Personal information
- Full name: Mohammed Abdurabb Al Yazeedi Al Yafei
- Date of birth: October 30, 1988 (age 37)
- Place of birth: Yafa, Yemen
- Height: 1.65 m (5 ft 5 in)
- Position: Midfielder

Senior career*
- Years: Team / Apps / (Gls)
- 2006–2014: Al Sadd / ? / (?)
- 2013: →Al-Kharaitiyat (Loan) / 8 / (1)
- 2014–2019: Al-Kharaitiyat / 86 / (5)
- 2016–2017: →El Jaish (Loan) / 24 / (0)
- 2019–2020: Al-Shamal
- 2021: Al-Markhiya
- 2021–2022: Muaither
- 2022–2023: Qatar SC / 0 / (0)

International career^{‡}
- 2004–2005: Qatar U-17 / 9 / (2)
- 2008–2010: Qatar / 17 / (0)

= Mohammed Al Yazeedi =

Qatari footballer (born 1988)

Mohammed Abdurabb Al Yazeedi Al Yafei (born 30 October 1988) is a footballer who plays as a midfielder.

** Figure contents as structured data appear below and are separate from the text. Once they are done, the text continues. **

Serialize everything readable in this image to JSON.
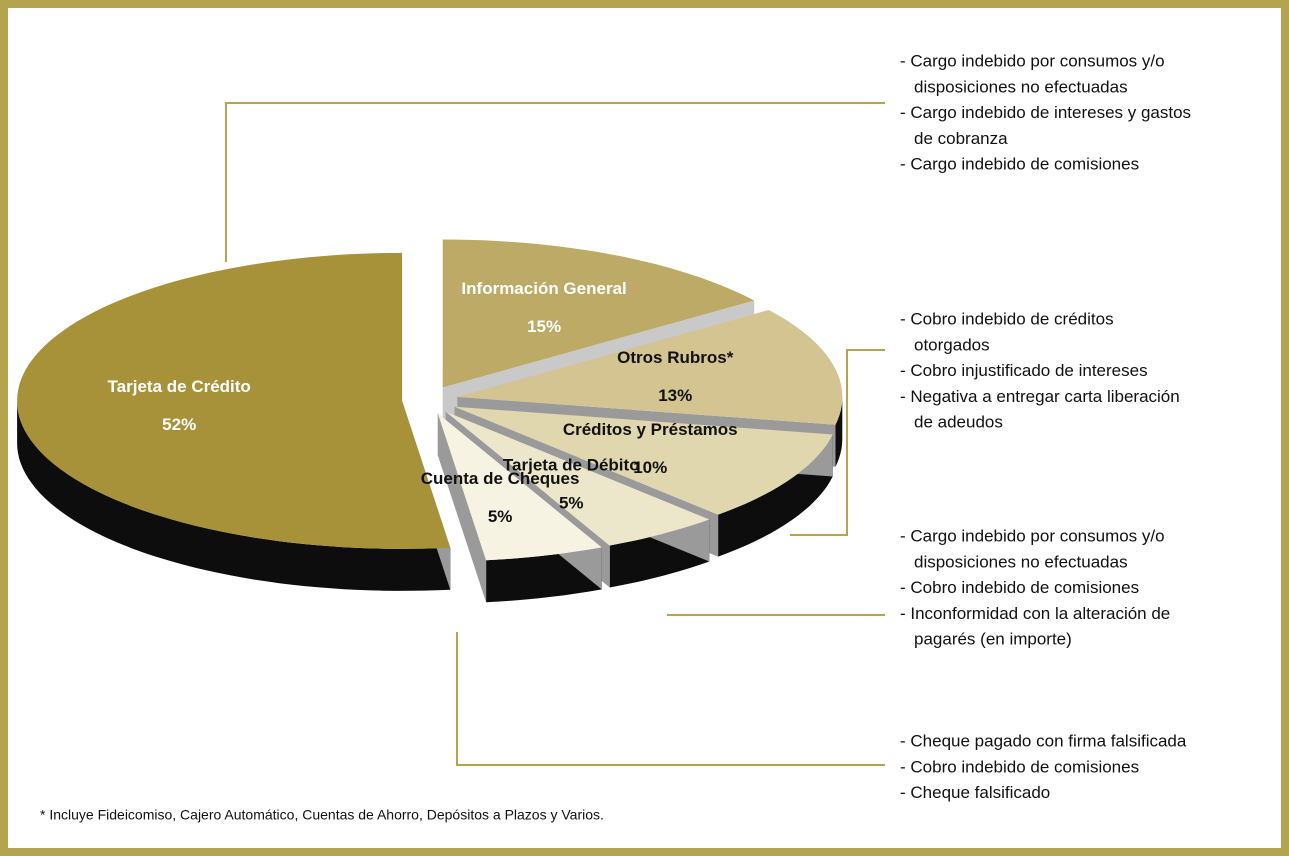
{
  "chart_data": {
    "type": "pie",
    "categories": [
      "Información General",
      "Otros Rubros*",
      "Créditos y Préstamos",
      "Tarjeta de Débito",
      "Cuenta de Cheques",
      "Tarjeta de Crédito"
    ],
    "values": [
      15,
      13,
      10,
      5,
      5,
      52
    ],
    "value_labels": [
      "15%",
      "13%",
      "10%",
      "5%",
      "5%",
      "52%"
    ],
    "colors": [
      "#bcaa66",
      "#d3c491",
      "#e1d7af",
      "#ece6cb",
      "#f7f3e3",
      "#a89239"
    ],
    "annotations": [
      [
        "- Cargo indebido por consumos y/o",
        "disposiciones no efectuadas",
        "- Cargo indebido de intereses y gastos",
        "de cobranza",
        "- Cargo indebido de comisiones"
      ],
      [
        "- Cobro indebido de créditos",
        "otorgados",
        "- Cobro injustificado de intereses",
        "- Negativa a entregar carta liberación",
        "de adeudos"
      ],
      [
        "- Cargo indebido por consumos y/o",
        "disposiciones no efectuadas",
        "- Cobro indebido de comisiones",
        "- Inconformidad con la alteración de",
        "pagarés (en importe)"
      ],
      [
        "- Cheque pagado con firma falsificada",
        "- Cobro indebido de comisiones",
        "- Cheque falsificado"
      ]
    ],
    "footnote": "* Incluye Fideicomiso, Cajero Automático, Cuentas de Ahorro, Depósitos a Plazos y Varios."
  }
}
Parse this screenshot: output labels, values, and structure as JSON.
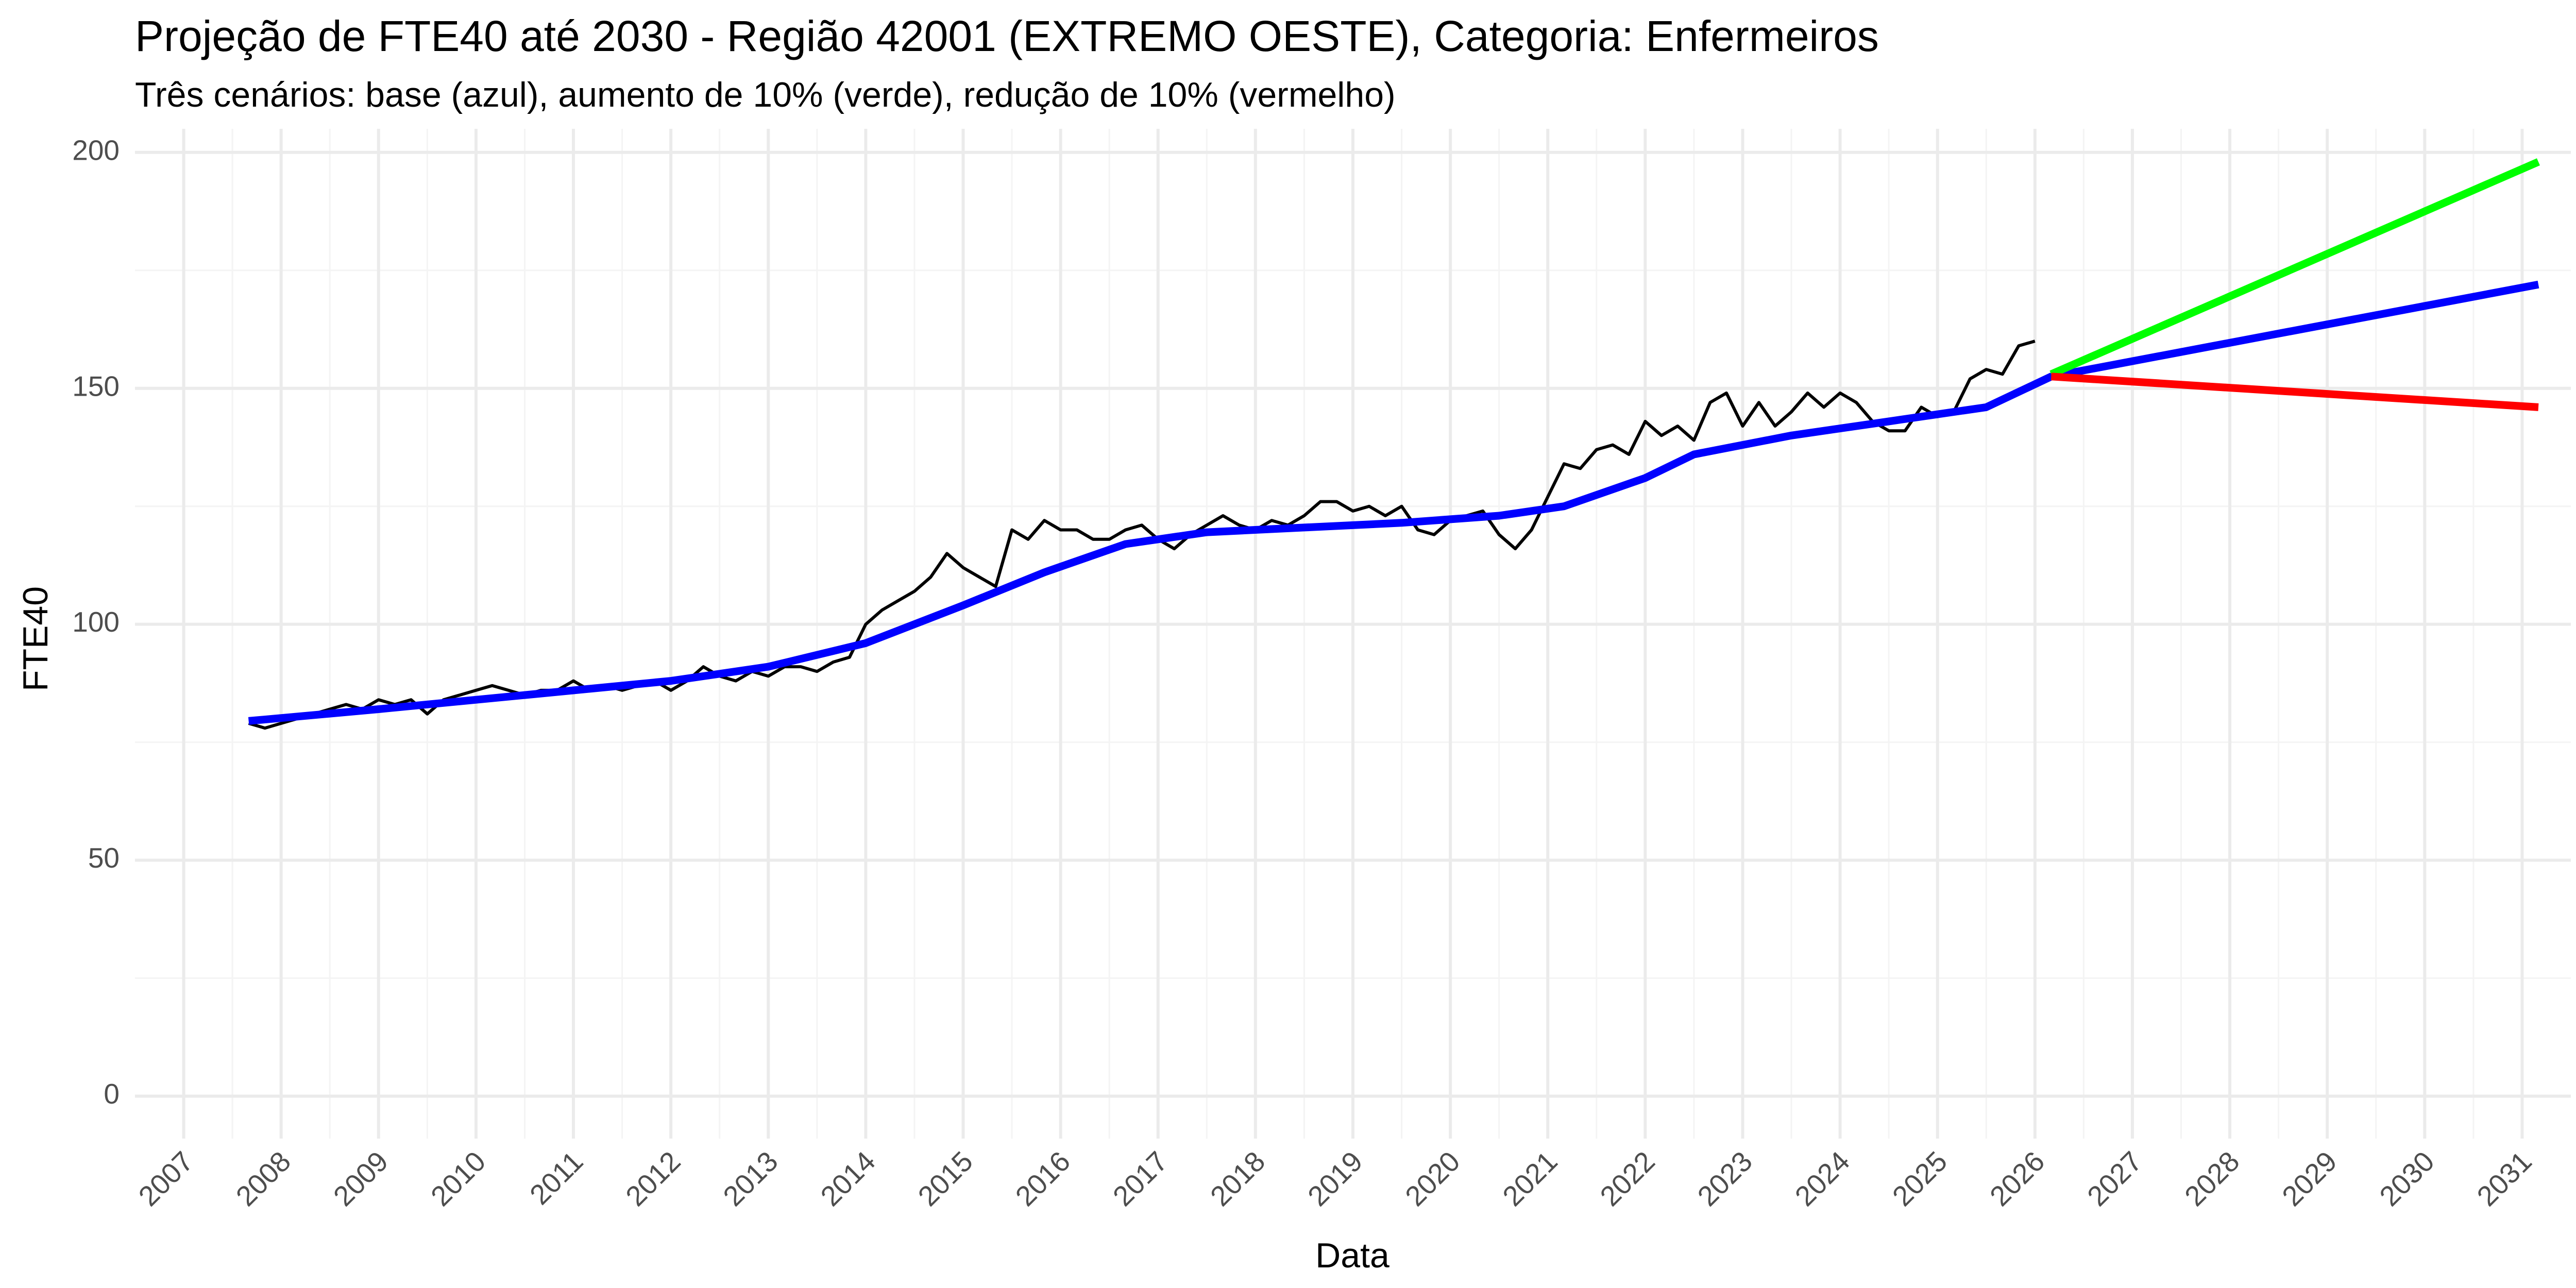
{
  "chart_data": {
    "type": "line",
    "title": "Projeção de FTE40 até 2030 - Região 42001 (EXTREMO OESTE), Categoria: Enfermeiros",
    "subtitle": "Três cenários: base (azul), aumento de 10% (verde), redução de 10% (vermelho)",
    "xlabel": "Data",
    "ylabel": "FTE40",
    "xlim": [
      "2006-07-01",
      "2031-07-01"
    ],
    "ylim": [
      -9,
      205
    ],
    "y_ticks": [
      0,
      50,
      100,
      150,
      200
    ],
    "x_ticks": [
      "2007",
      "2008",
      "2009",
      "2010",
      "2011",
      "2012",
      "2013",
      "2014",
      "2015",
      "2016",
      "2017",
      "2018",
      "2019",
      "2020",
      "2021",
      "2022",
      "2023",
      "2024",
      "2025",
      "2026",
      "2027",
      "2028",
      "2029",
      "2030",
      "2031"
    ],
    "grid": true,
    "colors": {
      "observed": "#000000",
      "base": "#0000ff",
      "up": "#00ff00",
      "down": "#ff0000",
      "grid_major": "#ebebeb",
      "grid_minor": "#f4f4f4",
      "tick_text": "#4d4d4d"
    },
    "series": [
      {
        "key": "observed",
        "values": [
          [
            "2007-09-01",
            79
          ],
          [
            "2007-11-01",
            78
          ],
          [
            "2008-01-01",
            79
          ],
          [
            "2008-03-01",
            80
          ],
          [
            "2008-05-01",
            81
          ],
          [
            "2008-07-01",
            82
          ],
          [
            "2008-09-01",
            83
          ],
          [
            "2008-11-01",
            82
          ],
          [
            "2009-01-01",
            84
          ],
          [
            "2009-03-01",
            83
          ],
          [
            "2009-05-01",
            84
          ],
          [
            "2009-07-01",
            81
          ],
          [
            "2009-09-01",
            84
          ],
          [
            "2009-11-01",
            85
          ],
          [
            "2010-01-01",
            86
          ],
          [
            "2010-03-01",
            87
          ],
          [
            "2010-05-01",
            86
          ],
          [
            "2010-07-01",
            85
          ],
          [
            "2010-09-01",
            86
          ],
          [
            "2010-11-01",
            86
          ],
          [
            "2011-01-01",
            88
          ],
          [
            "2011-03-01",
            86
          ],
          [
            "2011-05-01",
            87
          ],
          [
            "2011-07-01",
            86
          ],
          [
            "2011-09-01",
            87
          ],
          [
            "2011-11-01",
            88
          ],
          [
            "2012-01-01",
            86
          ],
          [
            "2012-03-01",
            88
          ],
          [
            "2012-05-01",
            91
          ],
          [
            "2012-07-01",
            89
          ],
          [
            "2012-09-01",
            88
          ],
          [
            "2012-11-01",
            90
          ],
          [
            "2013-01-01",
            89
          ],
          [
            "2013-03-01",
            91
          ],
          [
            "2013-05-01",
            91
          ],
          [
            "2013-07-01",
            90
          ],
          [
            "2013-09-01",
            92
          ],
          [
            "2013-11-01",
            93
          ],
          [
            "2014-01-01",
            100
          ],
          [
            "2014-03-01",
            103
          ],
          [
            "2014-05-01",
            105
          ],
          [
            "2014-07-01",
            107
          ],
          [
            "2014-09-01",
            110
          ],
          [
            "2014-11-01",
            115
          ],
          [
            "2015-01-01",
            112
          ],
          [
            "2015-03-01",
            110
          ],
          [
            "2015-05-01",
            108
          ],
          [
            "2015-07-01",
            120
          ],
          [
            "2015-09-01",
            118
          ],
          [
            "2015-11-01",
            122
          ],
          [
            "2016-01-01",
            120
          ],
          [
            "2016-03-01",
            120
          ],
          [
            "2016-05-01",
            118
          ],
          [
            "2016-07-01",
            118
          ],
          [
            "2016-09-01",
            120
          ],
          [
            "2016-11-01",
            121
          ],
          [
            "2017-01-01",
            118
          ],
          [
            "2017-03-01",
            116
          ],
          [
            "2017-05-01",
            119
          ],
          [
            "2017-07-01",
            121
          ],
          [
            "2017-09-01",
            123
          ],
          [
            "2017-11-01",
            121
          ],
          [
            "2018-01-01",
            120
          ],
          [
            "2018-03-01",
            122
          ],
          [
            "2018-05-01",
            121
          ],
          [
            "2018-07-01",
            123
          ],
          [
            "2018-09-01",
            126
          ],
          [
            "2018-11-01",
            126
          ],
          [
            "2019-01-01",
            124
          ],
          [
            "2019-03-01",
            125
          ],
          [
            "2019-05-01",
            123
          ],
          [
            "2019-07-01",
            125
          ],
          [
            "2019-09-01",
            120
          ],
          [
            "2019-11-01",
            119
          ],
          [
            "2020-01-01",
            122
          ],
          [
            "2020-03-01",
            123
          ],
          [
            "2020-05-01",
            124
          ],
          [
            "2020-07-01",
            119
          ],
          [
            "2020-09-01",
            116
          ],
          [
            "2020-11-01",
            120
          ],
          [
            "2021-01-01",
            127
          ],
          [
            "2021-03-01",
            134
          ],
          [
            "2021-05-01",
            133
          ],
          [
            "2021-07-01",
            137
          ],
          [
            "2021-09-01",
            138
          ],
          [
            "2021-11-01",
            136
          ],
          [
            "2022-01-01",
            143
          ],
          [
            "2022-03-01",
            140
          ],
          [
            "2022-05-01",
            142
          ],
          [
            "2022-07-01",
            139
          ],
          [
            "2022-09-01",
            147
          ],
          [
            "2022-11-01",
            149
          ],
          [
            "2023-01-01",
            142
          ],
          [
            "2023-03-01",
            147
          ],
          [
            "2023-05-01",
            142
          ],
          [
            "2023-07-01",
            145
          ],
          [
            "2023-09-01",
            149
          ],
          [
            "2023-11-01",
            146
          ],
          [
            "2024-01-01",
            149
          ],
          [
            "2024-03-01",
            147
          ],
          [
            "2024-05-01",
            143
          ],
          [
            "2024-07-01",
            141
          ],
          [
            "2024-09-01",
            141
          ],
          [
            "2024-11-01",
            146
          ],
          [
            "2025-01-01",
            144
          ],
          [
            "2025-03-01",
            145
          ],
          [
            "2025-05-01",
            152
          ],
          [
            "2025-07-01",
            154
          ],
          [
            "2025-09-01",
            153
          ],
          [
            "2025-11-01",
            159
          ],
          [
            "2026-01-01",
            160
          ]
        ]
      },
      {
        "key": "base",
        "values": [
          [
            "2007-09-01",
            79.5
          ],
          [
            "2009-01-01",
            82
          ],
          [
            "2010-07-01",
            85
          ],
          [
            "2012-01-01",
            88
          ],
          [
            "2013-01-01",
            91
          ],
          [
            "2014-01-01",
            96
          ],
          [
            "2015-01-01",
            104
          ],
          [
            "2015-11-01",
            111
          ],
          [
            "2016-09-01",
            117
          ],
          [
            "2017-07-01",
            119.5
          ],
          [
            "2018-07-01",
            120.5
          ],
          [
            "2019-07-01",
            121.5
          ],
          [
            "2020-07-01",
            123
          ],
          [
            "2021-03-01",
            125
          ],
          [
            "2022-01-01",
            131
          ],
          [
            "2022-07-01",
            136
          ],
          [
            "2023-07-01",
            140
          ],
          [
            "2024-07-01",
            143
          ],
          [
            "2025-07-01",
            146
          ],
          [
            "2026-03-01",
            152.5
          ],
          [
            "2031-03-01",
            172
          ]
        ]
      },
      {
        "key": "up",
        "values": [
          [
            "2026-03-01",
            153
          ],
          [
            "2031-03-01",
            198
          ]
        ]
      },
      {
        "key": "down",
        "values": [
          [
            "2026-03-01",
            152.5
          ],
          [
            "2031-03-01",
            146
          ]
        ]
      }
    ]
  }
}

Born in Yemen, he represented Qatar internationally.

==International career==
Al Yazeedi has made two appearances for the senior Qatar national football team, including a 2010 FIFA World Cup qualifying match against Japan on 19 November 2008.

He also participated in the 2005 FIFA U-17 World Championship.